Before the pandemic, Parisian cemeteries received five million tourists annually, of which three million visited Père Lachaise. Morrison’s grave and those around it are surrounded by a fence that, Ecole explains, seeks to protect the privacy of the place and “prevent people from getting too close to the grave.”

Some time ago a marble bust and a plaque were stolen from the tomb. Afterwards, the musician’s father put up another plaque that says in Greek ‘Faithful to his own demons’. Ecole insists on asking the singer’s admirers “respect for the place, for the graves.”

Pilgrimage of admirers

While Ecole speaks, in a few minutes visitors from France, Italy, Germany and the Netherlands pass by to contemplate the grave for a while and take a photo or a selfie.

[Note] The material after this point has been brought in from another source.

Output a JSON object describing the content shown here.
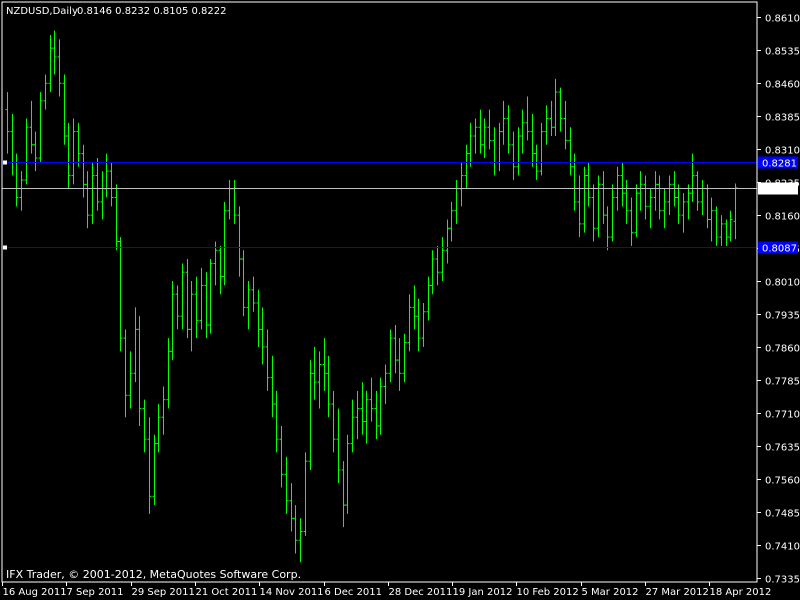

Among all of them Bruno Gacon stands out, with a T-shirt ‘The Doors’ and a cap that reads ‘Jim Morrison’. Explain what comes to Paris from a town in central France at least twice a year, for the anniversaries of the musician’s death and birth (December 8).

Gacon has permission to go over the fences and clean the dried flowers a bit. Morrison “was unique,” and The Doors’ music gives “a sense of” culmination, it’s all emotion to me, “he describes to justify his passion.